Proust read as a moralist, in the sense that reading could lead to greater self-knowledge, a salutary discipline sometimes necessary to shock a lazy mind into action. And he read as a novelist, an artisan of the written word, endlessly analyzing the style and technique of other authors, whether he liked their work or not. Finally, Proust read as a homosexual, extremely sensitive to all transgressions and ambiguities of gender.
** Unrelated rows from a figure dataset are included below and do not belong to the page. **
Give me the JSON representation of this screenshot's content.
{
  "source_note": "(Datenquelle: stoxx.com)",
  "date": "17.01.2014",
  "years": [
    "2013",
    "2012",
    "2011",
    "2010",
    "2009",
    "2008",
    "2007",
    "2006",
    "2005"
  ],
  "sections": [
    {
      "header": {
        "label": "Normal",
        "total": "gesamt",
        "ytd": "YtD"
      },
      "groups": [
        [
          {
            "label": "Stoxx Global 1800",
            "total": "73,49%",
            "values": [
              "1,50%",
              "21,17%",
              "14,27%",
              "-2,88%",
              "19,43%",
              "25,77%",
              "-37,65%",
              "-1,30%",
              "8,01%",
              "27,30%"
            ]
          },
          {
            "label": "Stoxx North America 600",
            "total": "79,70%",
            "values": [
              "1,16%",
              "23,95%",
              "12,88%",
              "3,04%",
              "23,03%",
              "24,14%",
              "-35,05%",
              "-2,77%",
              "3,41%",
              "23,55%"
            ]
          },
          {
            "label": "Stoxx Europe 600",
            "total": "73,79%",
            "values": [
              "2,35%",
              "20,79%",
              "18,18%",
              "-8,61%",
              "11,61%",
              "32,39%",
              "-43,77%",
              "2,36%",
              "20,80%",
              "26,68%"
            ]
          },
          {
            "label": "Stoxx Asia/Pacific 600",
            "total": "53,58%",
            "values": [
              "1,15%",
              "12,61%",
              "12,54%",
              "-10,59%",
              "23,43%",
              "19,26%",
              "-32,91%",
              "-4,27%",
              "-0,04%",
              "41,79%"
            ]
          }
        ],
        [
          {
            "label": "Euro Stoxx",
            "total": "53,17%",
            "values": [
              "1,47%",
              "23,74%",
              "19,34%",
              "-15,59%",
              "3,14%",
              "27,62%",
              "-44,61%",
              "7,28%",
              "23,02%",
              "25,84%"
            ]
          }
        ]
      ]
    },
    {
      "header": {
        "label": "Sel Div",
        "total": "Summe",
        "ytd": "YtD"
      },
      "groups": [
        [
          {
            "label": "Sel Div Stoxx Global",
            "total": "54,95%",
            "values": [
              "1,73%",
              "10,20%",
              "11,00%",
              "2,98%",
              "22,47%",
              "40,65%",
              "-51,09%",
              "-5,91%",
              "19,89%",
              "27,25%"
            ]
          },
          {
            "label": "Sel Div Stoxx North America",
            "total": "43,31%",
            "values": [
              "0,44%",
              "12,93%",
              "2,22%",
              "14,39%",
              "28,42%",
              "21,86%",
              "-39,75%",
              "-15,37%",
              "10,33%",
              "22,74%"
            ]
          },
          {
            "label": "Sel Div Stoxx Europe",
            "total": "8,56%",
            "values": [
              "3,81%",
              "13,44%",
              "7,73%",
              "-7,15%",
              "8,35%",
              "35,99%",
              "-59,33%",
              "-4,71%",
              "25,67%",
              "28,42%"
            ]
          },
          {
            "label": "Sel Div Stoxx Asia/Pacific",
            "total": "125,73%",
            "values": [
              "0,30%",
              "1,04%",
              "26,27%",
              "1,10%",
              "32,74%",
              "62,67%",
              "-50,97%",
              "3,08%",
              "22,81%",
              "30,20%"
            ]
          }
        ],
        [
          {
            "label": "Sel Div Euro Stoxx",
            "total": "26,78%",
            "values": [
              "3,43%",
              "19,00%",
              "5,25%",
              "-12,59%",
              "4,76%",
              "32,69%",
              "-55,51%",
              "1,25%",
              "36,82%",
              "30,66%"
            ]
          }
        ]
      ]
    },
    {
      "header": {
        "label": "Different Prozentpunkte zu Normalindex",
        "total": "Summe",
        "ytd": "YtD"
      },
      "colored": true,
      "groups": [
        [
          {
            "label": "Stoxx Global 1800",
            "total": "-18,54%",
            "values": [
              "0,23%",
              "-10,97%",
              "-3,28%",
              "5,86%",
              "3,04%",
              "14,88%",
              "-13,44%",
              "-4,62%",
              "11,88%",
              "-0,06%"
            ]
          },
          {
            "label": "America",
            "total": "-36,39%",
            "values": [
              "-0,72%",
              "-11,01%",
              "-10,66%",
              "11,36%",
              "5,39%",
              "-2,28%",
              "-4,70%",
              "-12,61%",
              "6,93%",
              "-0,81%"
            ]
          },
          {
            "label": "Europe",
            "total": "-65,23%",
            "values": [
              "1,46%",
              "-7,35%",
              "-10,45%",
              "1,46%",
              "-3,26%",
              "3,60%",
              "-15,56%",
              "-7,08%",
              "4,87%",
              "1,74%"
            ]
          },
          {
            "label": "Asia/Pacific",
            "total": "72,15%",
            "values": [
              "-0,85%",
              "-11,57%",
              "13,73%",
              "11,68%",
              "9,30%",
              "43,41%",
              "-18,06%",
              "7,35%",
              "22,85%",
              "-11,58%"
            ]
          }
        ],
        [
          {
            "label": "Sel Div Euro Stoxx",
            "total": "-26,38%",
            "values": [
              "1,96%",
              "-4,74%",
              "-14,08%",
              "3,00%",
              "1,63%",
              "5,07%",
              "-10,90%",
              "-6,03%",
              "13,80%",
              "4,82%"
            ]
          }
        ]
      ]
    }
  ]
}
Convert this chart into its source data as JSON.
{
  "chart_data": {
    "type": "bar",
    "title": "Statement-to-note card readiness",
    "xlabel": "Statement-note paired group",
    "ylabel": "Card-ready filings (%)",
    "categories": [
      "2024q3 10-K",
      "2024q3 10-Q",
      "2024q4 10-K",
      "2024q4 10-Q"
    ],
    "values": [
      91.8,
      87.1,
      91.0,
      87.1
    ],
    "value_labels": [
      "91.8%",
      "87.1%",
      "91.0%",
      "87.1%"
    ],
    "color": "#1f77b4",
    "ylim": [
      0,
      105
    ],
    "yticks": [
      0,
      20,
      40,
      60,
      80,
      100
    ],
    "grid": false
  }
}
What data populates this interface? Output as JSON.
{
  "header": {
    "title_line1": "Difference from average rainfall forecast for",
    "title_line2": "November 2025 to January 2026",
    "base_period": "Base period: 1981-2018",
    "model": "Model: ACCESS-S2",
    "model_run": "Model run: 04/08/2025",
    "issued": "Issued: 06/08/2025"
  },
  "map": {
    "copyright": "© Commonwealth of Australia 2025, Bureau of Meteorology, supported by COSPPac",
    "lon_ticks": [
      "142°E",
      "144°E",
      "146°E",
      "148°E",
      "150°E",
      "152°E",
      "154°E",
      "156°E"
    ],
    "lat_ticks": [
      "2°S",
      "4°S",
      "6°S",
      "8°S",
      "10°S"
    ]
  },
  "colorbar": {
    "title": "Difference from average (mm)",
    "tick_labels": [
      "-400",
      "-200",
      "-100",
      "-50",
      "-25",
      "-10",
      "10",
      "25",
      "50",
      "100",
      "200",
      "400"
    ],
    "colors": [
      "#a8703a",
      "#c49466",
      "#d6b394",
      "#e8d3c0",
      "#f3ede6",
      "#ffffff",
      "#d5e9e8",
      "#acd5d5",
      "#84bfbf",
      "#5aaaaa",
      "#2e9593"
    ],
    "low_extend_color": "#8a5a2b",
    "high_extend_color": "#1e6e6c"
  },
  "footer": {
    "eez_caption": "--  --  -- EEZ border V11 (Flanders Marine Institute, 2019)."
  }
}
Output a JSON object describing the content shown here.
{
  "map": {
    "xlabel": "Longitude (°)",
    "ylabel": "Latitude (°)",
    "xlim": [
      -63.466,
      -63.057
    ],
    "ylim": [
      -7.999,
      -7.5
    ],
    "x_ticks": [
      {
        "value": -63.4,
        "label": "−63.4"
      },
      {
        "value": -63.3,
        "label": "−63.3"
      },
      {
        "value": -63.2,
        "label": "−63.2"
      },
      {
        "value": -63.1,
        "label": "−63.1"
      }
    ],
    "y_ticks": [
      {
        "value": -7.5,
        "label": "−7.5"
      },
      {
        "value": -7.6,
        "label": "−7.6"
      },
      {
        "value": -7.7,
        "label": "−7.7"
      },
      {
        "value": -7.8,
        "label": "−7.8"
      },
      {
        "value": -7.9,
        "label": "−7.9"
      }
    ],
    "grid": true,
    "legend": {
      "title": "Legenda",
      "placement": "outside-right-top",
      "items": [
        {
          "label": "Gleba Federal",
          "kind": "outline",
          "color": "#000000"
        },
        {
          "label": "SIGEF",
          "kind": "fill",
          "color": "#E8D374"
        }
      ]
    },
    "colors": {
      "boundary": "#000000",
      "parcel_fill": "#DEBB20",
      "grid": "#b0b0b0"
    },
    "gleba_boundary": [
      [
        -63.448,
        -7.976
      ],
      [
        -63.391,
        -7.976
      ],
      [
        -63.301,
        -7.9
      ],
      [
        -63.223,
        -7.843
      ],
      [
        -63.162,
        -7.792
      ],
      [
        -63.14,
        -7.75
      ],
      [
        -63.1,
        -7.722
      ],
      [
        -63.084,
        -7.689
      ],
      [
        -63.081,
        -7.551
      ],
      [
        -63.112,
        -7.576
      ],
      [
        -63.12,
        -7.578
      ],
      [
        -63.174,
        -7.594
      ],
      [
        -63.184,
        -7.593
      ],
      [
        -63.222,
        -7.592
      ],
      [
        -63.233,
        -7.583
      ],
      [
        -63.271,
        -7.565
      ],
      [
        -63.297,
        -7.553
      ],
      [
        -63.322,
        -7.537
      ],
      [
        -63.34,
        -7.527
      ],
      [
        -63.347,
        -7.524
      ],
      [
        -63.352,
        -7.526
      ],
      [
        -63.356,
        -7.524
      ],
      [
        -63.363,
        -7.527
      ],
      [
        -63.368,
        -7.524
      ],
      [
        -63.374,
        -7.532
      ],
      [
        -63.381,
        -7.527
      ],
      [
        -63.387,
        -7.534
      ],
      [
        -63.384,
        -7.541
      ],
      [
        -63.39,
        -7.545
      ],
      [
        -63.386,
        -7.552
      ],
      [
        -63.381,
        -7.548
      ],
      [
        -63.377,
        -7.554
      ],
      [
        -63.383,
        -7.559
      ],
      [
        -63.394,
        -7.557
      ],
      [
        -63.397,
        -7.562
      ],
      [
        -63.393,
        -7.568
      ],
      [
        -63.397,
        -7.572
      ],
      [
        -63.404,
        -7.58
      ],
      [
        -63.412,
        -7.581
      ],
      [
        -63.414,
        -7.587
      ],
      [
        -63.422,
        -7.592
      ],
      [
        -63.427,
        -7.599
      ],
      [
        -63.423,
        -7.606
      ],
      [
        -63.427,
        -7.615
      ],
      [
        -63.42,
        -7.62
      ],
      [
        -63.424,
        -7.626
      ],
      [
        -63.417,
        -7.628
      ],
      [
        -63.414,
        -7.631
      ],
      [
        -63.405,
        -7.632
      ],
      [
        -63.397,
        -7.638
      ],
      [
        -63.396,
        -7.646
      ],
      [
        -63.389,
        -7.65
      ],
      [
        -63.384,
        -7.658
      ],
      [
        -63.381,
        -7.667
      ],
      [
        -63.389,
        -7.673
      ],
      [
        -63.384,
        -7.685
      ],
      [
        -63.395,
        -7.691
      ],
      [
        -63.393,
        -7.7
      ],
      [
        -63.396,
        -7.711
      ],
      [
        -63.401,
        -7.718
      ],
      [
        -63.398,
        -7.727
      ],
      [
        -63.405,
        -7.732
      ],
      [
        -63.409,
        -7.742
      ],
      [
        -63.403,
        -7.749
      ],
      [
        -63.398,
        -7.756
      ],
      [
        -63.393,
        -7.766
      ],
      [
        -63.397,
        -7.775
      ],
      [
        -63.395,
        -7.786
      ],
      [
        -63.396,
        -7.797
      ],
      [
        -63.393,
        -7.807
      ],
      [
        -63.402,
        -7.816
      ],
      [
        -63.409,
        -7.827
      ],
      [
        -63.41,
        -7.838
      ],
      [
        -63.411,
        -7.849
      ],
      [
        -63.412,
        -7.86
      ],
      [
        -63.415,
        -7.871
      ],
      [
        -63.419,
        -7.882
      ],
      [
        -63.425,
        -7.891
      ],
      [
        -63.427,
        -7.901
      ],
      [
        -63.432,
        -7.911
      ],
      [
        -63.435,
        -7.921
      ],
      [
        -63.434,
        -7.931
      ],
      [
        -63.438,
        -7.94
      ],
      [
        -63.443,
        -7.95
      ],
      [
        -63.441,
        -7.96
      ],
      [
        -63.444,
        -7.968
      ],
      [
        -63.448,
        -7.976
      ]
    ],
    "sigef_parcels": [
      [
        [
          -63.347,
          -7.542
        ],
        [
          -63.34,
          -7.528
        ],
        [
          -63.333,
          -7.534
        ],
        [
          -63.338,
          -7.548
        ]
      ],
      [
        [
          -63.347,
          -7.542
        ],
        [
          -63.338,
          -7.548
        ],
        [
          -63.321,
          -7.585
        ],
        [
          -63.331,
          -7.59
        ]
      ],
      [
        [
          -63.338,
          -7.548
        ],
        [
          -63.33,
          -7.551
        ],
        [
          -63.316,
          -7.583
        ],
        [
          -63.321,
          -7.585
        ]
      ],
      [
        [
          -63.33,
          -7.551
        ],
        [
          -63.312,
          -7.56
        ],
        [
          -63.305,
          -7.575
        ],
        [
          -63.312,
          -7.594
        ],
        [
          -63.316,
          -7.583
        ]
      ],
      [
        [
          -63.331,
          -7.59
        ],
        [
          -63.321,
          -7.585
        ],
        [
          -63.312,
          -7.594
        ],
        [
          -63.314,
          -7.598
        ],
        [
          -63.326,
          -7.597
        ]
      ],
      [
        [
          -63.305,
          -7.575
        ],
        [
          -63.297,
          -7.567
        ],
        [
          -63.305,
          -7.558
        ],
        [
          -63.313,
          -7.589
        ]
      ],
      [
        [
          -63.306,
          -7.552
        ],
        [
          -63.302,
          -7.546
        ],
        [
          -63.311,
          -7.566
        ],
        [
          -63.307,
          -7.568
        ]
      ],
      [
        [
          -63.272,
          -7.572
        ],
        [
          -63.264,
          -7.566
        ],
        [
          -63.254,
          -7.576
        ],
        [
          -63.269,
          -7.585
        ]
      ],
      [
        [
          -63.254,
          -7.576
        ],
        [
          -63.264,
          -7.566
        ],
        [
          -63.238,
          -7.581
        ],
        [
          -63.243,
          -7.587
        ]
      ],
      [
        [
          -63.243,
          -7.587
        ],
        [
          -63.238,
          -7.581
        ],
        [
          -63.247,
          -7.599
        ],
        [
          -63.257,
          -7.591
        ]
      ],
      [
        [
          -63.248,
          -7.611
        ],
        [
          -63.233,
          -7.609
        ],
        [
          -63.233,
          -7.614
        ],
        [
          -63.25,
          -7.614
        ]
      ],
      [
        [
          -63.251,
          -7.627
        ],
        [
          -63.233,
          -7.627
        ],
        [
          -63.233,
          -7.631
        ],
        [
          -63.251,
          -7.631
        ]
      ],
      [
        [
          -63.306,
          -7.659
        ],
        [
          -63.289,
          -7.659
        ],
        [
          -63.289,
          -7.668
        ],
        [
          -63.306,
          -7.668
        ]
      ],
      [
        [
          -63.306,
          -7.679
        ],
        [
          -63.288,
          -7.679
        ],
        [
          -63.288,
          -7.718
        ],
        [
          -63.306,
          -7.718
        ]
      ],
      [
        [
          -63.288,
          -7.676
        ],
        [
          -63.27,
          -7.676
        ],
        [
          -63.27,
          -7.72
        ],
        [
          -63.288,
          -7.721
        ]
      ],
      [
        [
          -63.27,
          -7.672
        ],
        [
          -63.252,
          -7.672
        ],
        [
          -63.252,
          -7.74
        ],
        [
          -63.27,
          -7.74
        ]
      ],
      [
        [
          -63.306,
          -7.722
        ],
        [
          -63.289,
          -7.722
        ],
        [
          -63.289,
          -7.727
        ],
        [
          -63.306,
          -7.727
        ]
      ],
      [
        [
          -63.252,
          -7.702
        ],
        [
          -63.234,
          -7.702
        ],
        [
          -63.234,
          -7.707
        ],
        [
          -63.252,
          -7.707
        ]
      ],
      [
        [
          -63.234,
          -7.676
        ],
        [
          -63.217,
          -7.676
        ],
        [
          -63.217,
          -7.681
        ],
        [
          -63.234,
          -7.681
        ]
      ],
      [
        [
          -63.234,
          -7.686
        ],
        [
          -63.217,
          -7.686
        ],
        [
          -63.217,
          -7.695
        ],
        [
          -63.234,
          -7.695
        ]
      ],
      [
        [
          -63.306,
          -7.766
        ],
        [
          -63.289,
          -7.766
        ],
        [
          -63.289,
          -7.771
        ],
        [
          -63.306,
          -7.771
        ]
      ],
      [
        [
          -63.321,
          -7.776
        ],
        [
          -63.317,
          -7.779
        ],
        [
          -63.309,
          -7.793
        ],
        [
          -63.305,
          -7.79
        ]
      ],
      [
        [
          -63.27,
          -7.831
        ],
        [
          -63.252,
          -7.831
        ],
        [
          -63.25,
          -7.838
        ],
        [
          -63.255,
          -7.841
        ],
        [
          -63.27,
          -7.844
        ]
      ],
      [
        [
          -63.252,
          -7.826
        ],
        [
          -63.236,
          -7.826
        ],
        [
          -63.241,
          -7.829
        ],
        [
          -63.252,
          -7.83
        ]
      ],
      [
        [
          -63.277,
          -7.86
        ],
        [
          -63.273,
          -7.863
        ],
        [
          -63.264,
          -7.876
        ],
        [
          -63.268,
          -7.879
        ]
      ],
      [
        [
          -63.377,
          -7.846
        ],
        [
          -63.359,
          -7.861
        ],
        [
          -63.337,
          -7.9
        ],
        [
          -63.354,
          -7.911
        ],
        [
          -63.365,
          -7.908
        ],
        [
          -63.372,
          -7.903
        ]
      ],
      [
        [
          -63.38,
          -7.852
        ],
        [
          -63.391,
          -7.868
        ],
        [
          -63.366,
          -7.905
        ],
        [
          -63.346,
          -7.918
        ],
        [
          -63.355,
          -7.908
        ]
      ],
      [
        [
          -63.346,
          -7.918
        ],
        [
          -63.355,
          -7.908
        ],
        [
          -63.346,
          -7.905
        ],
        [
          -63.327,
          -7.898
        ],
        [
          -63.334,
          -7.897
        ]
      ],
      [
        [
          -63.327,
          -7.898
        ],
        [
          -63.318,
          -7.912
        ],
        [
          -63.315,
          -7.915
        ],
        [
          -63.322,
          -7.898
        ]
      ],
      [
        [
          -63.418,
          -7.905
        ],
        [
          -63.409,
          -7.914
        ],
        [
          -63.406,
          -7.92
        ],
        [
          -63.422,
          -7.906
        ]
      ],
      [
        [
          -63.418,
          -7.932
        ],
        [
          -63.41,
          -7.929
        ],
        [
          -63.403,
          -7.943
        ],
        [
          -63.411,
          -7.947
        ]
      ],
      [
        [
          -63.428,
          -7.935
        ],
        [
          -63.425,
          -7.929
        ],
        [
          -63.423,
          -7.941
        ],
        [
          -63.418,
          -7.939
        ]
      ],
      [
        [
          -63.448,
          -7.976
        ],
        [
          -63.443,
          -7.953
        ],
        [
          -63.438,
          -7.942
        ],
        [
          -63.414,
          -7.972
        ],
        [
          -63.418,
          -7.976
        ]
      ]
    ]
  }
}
The scope of his reading was too vast to allow for a list of favorites. All the writers who are important to the characters in the novel are French, but Proust, although he did not read English with ease, had a special affinity for British and American literature and was greatly influenced by them. “It is curious that in all the different genres, from George Eliot to Hardy, from Stevenson to Emerson, there is no literature which has had as much hold on me as English or American literature. Germany, Italy, very often France leave me indifferent but two pages of The Mill on the Floss reduce me to tears,” he wrote.